One way to save: Coordinate with city
clinics in Chicago
to eliminate redundancies. County system CEO Bill Foley says officials
have had "preliminary discussions" and "we definitely want to look at
opportunities to collaborate with them." That's a must.
The wild
card in all this is the rollout of new national health care reforms over
the next few years. It is unclear what that will mean for public health
providers. But here's what we do know: Hundreds of thousands of poor
uninsured adults — the core clients of the county health system — will
gain insurance coverage and more choices about where to get treatment.

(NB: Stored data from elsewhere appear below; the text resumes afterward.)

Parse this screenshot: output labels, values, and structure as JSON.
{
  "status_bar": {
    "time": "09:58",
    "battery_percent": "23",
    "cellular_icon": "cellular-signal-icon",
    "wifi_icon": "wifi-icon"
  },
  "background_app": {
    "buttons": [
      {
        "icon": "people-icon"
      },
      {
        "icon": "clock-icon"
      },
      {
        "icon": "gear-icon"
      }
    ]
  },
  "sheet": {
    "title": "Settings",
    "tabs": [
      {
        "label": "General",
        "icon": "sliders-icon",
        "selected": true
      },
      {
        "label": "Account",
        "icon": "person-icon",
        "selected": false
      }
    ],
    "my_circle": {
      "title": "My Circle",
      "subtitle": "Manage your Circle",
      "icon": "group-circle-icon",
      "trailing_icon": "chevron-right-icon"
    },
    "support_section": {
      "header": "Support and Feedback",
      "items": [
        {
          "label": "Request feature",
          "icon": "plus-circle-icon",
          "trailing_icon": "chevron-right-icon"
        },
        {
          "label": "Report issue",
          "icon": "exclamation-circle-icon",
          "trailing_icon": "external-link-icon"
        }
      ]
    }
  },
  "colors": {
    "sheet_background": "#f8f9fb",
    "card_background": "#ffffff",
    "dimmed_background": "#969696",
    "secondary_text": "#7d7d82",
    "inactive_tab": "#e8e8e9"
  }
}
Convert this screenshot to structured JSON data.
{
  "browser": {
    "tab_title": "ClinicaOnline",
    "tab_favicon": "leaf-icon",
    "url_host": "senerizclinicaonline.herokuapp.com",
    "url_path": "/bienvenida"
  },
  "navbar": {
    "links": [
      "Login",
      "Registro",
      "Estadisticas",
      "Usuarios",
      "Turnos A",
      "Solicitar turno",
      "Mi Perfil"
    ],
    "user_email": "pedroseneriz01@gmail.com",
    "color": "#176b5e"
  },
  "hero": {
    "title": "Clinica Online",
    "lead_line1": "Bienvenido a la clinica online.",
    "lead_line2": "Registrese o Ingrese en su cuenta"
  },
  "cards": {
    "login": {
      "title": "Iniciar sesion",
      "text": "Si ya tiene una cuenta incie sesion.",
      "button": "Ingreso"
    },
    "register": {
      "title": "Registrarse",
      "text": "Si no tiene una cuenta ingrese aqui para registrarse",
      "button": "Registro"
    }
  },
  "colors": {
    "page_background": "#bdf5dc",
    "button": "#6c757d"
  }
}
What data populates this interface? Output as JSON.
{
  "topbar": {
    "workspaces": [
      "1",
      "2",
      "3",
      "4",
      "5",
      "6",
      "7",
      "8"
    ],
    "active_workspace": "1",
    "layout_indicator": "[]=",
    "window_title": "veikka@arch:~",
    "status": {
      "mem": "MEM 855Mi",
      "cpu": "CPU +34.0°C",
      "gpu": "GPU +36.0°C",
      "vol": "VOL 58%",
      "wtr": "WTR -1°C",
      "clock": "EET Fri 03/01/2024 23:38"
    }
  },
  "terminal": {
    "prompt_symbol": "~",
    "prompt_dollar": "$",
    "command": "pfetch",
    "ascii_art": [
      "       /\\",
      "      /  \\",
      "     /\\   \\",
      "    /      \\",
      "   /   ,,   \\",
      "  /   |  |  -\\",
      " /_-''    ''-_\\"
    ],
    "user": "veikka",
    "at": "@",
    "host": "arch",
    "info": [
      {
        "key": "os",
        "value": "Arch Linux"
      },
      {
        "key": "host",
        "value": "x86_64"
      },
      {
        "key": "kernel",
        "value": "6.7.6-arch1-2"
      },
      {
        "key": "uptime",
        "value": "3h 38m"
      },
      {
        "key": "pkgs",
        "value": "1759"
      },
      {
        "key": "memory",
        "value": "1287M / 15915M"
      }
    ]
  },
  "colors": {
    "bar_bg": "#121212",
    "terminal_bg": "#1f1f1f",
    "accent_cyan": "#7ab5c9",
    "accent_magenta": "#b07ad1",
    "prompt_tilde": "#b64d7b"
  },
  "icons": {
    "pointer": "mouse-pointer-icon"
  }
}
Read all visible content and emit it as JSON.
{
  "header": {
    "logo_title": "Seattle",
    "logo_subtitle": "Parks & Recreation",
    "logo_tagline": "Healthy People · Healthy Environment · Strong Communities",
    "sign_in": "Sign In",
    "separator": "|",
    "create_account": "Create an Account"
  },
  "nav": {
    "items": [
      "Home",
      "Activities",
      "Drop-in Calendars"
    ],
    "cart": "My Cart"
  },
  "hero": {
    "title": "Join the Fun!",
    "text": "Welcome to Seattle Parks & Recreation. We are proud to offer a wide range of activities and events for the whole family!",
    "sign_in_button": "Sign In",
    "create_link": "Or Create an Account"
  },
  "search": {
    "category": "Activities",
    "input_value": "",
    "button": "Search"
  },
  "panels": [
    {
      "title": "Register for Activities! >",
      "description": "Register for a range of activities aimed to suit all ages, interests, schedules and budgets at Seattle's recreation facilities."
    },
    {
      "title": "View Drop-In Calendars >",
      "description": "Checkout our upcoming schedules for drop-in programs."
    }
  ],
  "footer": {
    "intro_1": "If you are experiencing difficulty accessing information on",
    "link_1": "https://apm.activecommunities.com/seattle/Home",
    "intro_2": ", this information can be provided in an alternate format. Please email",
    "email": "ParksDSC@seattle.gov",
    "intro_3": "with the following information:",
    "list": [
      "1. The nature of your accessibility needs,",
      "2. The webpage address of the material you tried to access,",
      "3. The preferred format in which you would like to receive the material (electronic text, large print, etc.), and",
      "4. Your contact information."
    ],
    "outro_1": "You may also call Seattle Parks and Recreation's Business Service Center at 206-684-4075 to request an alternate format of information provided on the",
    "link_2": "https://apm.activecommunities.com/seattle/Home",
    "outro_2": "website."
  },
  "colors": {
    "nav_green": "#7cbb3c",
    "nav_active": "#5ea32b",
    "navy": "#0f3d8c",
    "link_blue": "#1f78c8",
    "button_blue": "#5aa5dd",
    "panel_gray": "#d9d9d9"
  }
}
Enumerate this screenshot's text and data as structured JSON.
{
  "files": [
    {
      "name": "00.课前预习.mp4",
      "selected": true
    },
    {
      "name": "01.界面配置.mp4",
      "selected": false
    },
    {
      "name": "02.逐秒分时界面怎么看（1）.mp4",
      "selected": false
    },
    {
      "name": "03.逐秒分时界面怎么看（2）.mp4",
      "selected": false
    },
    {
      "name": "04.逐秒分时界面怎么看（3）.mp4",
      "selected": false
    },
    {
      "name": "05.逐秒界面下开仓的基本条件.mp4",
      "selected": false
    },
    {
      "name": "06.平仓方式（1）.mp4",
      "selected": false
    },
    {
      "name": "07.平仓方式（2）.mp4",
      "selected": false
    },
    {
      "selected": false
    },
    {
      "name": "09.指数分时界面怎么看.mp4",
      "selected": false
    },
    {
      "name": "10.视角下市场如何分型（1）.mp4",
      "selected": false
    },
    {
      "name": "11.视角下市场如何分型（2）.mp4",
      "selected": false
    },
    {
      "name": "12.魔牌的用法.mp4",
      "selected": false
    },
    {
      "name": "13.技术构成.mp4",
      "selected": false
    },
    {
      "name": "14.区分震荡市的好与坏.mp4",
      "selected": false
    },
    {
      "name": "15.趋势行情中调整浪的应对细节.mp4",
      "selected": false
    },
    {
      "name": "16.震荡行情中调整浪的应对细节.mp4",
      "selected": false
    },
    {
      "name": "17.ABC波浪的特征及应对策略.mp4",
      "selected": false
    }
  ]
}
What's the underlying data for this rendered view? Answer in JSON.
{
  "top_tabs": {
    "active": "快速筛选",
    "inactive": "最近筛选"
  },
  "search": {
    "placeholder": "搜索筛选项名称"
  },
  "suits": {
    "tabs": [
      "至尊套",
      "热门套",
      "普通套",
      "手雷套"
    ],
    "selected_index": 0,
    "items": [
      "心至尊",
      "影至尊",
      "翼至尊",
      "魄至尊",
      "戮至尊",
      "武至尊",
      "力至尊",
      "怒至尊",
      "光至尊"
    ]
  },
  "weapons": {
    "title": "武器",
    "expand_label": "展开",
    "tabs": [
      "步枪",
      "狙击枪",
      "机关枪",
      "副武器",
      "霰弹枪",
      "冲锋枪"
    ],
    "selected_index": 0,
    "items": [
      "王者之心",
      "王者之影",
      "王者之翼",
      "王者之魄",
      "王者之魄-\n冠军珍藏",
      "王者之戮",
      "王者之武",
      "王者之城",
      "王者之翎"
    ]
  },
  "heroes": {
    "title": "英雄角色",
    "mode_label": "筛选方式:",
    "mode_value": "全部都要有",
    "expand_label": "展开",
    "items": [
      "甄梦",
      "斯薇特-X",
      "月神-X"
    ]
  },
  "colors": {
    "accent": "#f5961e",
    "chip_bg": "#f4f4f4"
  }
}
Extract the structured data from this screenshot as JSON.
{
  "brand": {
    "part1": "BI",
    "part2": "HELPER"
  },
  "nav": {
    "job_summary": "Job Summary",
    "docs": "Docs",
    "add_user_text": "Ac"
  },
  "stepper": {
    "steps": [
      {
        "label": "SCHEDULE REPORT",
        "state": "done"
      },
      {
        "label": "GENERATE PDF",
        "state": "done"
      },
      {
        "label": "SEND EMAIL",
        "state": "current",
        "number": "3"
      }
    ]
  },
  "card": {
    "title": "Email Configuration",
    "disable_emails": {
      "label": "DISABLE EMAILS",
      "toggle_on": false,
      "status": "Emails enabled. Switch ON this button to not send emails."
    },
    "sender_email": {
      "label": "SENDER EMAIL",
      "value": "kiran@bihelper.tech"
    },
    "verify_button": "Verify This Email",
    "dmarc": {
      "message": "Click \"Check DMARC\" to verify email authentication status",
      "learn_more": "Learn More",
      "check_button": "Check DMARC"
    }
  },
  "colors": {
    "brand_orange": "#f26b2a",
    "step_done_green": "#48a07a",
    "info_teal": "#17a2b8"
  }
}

They'll choose medical competence and convenience, just like everyone
else. They won't choose a county system if it can't compete for quality
of care and ease of service.
Bottom line: We urge the Cook County
Board to quickly approve this plan, because it moves the system in the
right direction. But that's not the end of it.
The board rightly
handed control of the health system to the panel to get things done. The
panel has delivered so far. But the board shouldn't relinquish its
responsibility to county taxpayers, to make sure that they, too, get
maximum bang for every health care dollar.